Figure EV2. Upon stress, inhibition of translation prevents the recruitment of HSPA1A and HSPA8 inside nucleoli (related to Fig 2).

1. Staining of newly synthesized RNA with 5‐ethynyl uridine (EU, 200 μM) alone or with actinomycin D (Act. D; 4 μM) for 4 h, followed by click chemistry. Nucleic acid is stained with DAPI.
2. DRiP labeling in HeLa cells treated with OP‐puro (25 μM) alone or combined with Act. D (4 μM) for 1 h.
3. HeLa cells were either left untreated (Control) or treated as follows: HS at 42°C for 3 h (HS), alone or combined with CHX (50 μg/ml) or Act. D (3 μM); single CHX or Act. D treatment for 3 h; transcriptional stress for 6 h (MG132 10 μM with Act. D 4 μM) (Audas et al, 2016), alone or combined with CHX (50 μg/ml). After cellular treatment, total RNA was extracted and mRNA levels of HSPA1A were measured by RT–qPCR (RPL0 was used for normalization). Statistical significance via one‐way ANOVA; n = 3, ± s.e.m.
4. GFP‐NCL HeLa Kyoto cells were left untreated or exposed to HS at 42°C for 2 h alone or with CHX; as control, cells were also treated with CHX alone for 2 h (50 μg/ml). Cells were then fixed and stained for HSPA1A and DAPI.

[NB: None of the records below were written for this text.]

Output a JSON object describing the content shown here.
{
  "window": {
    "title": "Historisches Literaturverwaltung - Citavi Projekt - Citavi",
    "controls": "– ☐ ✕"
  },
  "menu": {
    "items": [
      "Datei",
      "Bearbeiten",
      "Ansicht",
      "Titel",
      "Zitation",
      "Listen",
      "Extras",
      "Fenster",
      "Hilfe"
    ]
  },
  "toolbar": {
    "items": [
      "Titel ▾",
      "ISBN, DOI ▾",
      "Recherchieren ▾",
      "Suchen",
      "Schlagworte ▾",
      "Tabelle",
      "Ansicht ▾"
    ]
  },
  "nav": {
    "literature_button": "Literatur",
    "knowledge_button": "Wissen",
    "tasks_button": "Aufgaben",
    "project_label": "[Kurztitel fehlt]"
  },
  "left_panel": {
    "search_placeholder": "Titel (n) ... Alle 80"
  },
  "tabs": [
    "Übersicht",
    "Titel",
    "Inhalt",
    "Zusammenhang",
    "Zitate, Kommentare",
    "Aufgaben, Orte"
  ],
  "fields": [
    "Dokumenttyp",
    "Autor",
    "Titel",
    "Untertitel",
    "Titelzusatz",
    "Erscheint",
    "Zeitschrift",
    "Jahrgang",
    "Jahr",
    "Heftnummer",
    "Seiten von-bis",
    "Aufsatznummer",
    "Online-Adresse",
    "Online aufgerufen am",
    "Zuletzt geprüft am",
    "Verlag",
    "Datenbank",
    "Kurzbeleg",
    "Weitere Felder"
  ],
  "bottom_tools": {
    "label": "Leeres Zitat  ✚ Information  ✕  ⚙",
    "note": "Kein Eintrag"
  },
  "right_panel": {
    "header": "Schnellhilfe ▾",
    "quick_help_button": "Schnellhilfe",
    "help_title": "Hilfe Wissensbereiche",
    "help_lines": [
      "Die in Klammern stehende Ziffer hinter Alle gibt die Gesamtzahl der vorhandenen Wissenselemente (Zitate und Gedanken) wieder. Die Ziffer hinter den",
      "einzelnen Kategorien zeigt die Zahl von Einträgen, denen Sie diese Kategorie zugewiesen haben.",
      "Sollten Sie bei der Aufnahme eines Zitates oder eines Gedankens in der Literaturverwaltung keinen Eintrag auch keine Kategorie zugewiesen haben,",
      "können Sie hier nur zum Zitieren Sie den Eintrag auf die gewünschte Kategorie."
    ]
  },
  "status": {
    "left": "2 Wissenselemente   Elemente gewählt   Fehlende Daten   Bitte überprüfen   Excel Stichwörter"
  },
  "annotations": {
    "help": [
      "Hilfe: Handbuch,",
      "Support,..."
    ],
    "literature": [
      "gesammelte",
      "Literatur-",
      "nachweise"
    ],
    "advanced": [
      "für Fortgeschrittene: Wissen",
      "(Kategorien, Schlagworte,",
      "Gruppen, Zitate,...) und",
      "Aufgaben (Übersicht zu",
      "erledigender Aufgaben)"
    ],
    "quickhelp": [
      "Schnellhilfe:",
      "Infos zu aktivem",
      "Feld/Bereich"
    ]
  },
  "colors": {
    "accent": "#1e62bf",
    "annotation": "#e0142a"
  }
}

5. Staining of HSPA1A and HSPA8 in GFP‐NCL HeLa Kyoto cells treated with Act. D (3 μM) alone or combined with HS at 42°C for 2 h.
6. Staining of HSPA1A, HSPA8, and DRiPs in HeLa cells subjected to transcriptional stress (MG132 10 μM with Act. D 4 μM) alone or concomitant to translation inhibition (CHX 50 μg/ml) for 6 h. OP‐puro (25 μM) was added during the last 45 min of treatment.

Data information: (A, B, D‐F): Scale bars: 10 μm.